Performance
11.1 Latency
Sources of latency
| Source | Typical cost | Mitigation |
|---|---|---|
| Network round-trip | 10–200 ms | CDN, edge caching, region selection |
| DNS resolution | 50–100 ms | DNS prefetch, keep-alive |
| TLS handshake | 1–3 RTT | TLS session resumption, HTTP/3 |
| Server processing | Variable | DB indexes, caching, async processing |
| Serialization | 1–10 ms | Binary format (protobuf), sparse fieldsets |
Reducing latency
- Use CDN for static assets and cacheable API responses.
- Use edge caching to serve common requests without hitting the origin.
- Keep API responses small — sparse fieldsets, pagination.
- Use HTTP/2 or HTTP/3 to eliminate per-request connection overhead.
11.2 Throughput
Requests per second the system can handle at acceptable latency.
Load balancing
Distribute load across instances. Each instance processes its share. Throughput scales linearly with instances if the service is stateless.
Batching
Process multiple items in one operation:
- DB batch inserts instead of one-by-one rows.
- Kafka consumer batch: process 100 messages per tick.
- Reduces per-item overhead significantly at high volume.
# One batch insert — not 1000 individual INSERTs
await db.execute_many(
"INSERT INTO events (type, payload) VALUES ($1, $2)",
[(e.type, e.payload) for e in batch],
)
11.3 Payload Optimization
Large payloads cost bandwidth and processing time on both sides.
Compression
Enable gzip or brotli on your server or reverse proxy.
- gzip: 60–80% size reduction for JSON.
- brotli: slightly better compression than gzip, supported by all modern browsers.
Content-Encoding: gzipheader tells the client to decompress.- Threshold: compress responses larger than 1 KB. Compression on small payloads wastes CPU.
# Nginx — enable gzip for JSON responses
gzip on;
gzip_types application/json text/plain;
gzip_min_length 1024;
Binary format (gRPC / protobuf)
Protobuf payloads are 3–10× smaller than equivalent JSON.
- No field names in binary payload — field numbers are used instead.
- Faster serialization due to schema-driven encoding.
- Use for high-volume internal service calls.
Sparse fieldsets
Client requests only the fields it needs:
- REST:
?fields=id,name,email - GraphQL: client specifies exact fields in the query
Reduces payload size and server-side serialization work.
11.4 Performance Targets
| Metric | Target | Action when exceeded |
|---|---|---|
| p50 latency | < 50 ms | Optimize hot paths |
| p95 latency | < 300 ms | Add caching, optimize DB queries |
| p99 latency | < 1000 ms | Check tail-latency outliers |
| Error rate | < 0.1% | Reliability review |
| Throughput | Per SLO | Scale horizontally |
Always measure p95 and p99, not only average.
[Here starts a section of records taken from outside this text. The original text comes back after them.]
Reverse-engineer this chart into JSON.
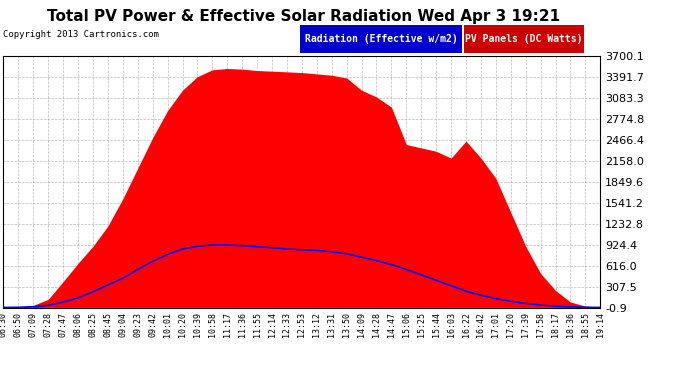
{
  "title": "Total PV Power & Effective Solar Radiation Wed Apr 3 19:21",
  "copyright": "Copyright 2013 Cartronics.com",
  "legend_labels": [
    "Radiation (Effective w/m2)",
    "PV Panels (DC Watts)"
  ],
  "legend_blue_bg": "#0000cc",
  "legend_red_bg": "#cc0000",
  "ymin": -0.9,
  "ymax": 3700.1,
  "yticks": [
    3700.1,
    3391.7,
    3083.3,
    2774.8,
    2466.4,
    2158.0,
    1849.6,
    1541.2,
    1232.8,
    924.4,
    616.0,
    307.5,
    -0.9
  ],
  "background_color": "#ffffff",
  "plot_bg_color": "#ffffff",
  "grid_color": "#aaaaaa",
  "title_color": "#000000",
  "tick_color": "#000000",
  "x_labels": [
    "06:30",
    "06:50",
    "07:09",
    "07:28",
    "07:47",
    "08:06",
    "08:25",
    "08:45",
    "09:04",
    "09:23",
    "09:42",
    "10:01",
    "10:20",
    "10:39",
    "10:58",
    "11:17",
    "11:36",
    "11:55",
    "12:14",
    "12:33",
    "12:53",
    "13:12",
    "13:31",
    "13:50",
    "14:09",
    "14:28",
    "14:47",
    "15:06",
    "15:25",
    "15:44",
    "16:03",
    "16:22",
    "16:42",
    "17:01",
    "17:20",
    "17:39",
    "17:58",
    "18:17",
    "18:36",
    "18:55",
    "19:14"
  ],
  "pv_values": [
    0,
    5,
    30,
    120,
    380,
    650,
    900,
    1200,
    1600,
    2050,
    2500,
    2900,
    3200,
    3400,
    3500,
    3520,
    3510,
    3490,
    3480,
    3470,
    3460,
    3440,
    3420,
    3380,
    3200,
    3100,
    2950,
    2400,
    2350,
    2300,
    2200,
    2450,
    2200,
    1900,
    1400,
    900,
    500,
    250,
    80,
    20,
    0
  ],
  "rad_values": [
    0,
    2,
    10,
    30,
    80,
    140,
    230,
    330,
    430,
    560,
    680,
    780,
    860,
    900,
    920,
    920,
    910,
    895,
    880,
    860,
    850,
    840,
    820,
    790,
    740,
    690,
    630,
    560,
    480,
    400,
    320,
    240,
    180,
    130,
    90,
    60,
    35,
    18,
    8,
    2,
    0
  ]
}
Average hides outliers that users actually experience.
Key Rules
- Measure first. Do not optimize without profiling data.
- Enable compression at the reverse proxy level — not in application code.
- Set SLO targets for p95 and p99, not just average latency.
- Use binary serialization (protobuf) for internal high-volume calls.
- Apply sparse fieldsets on any endpoint that returns large objects.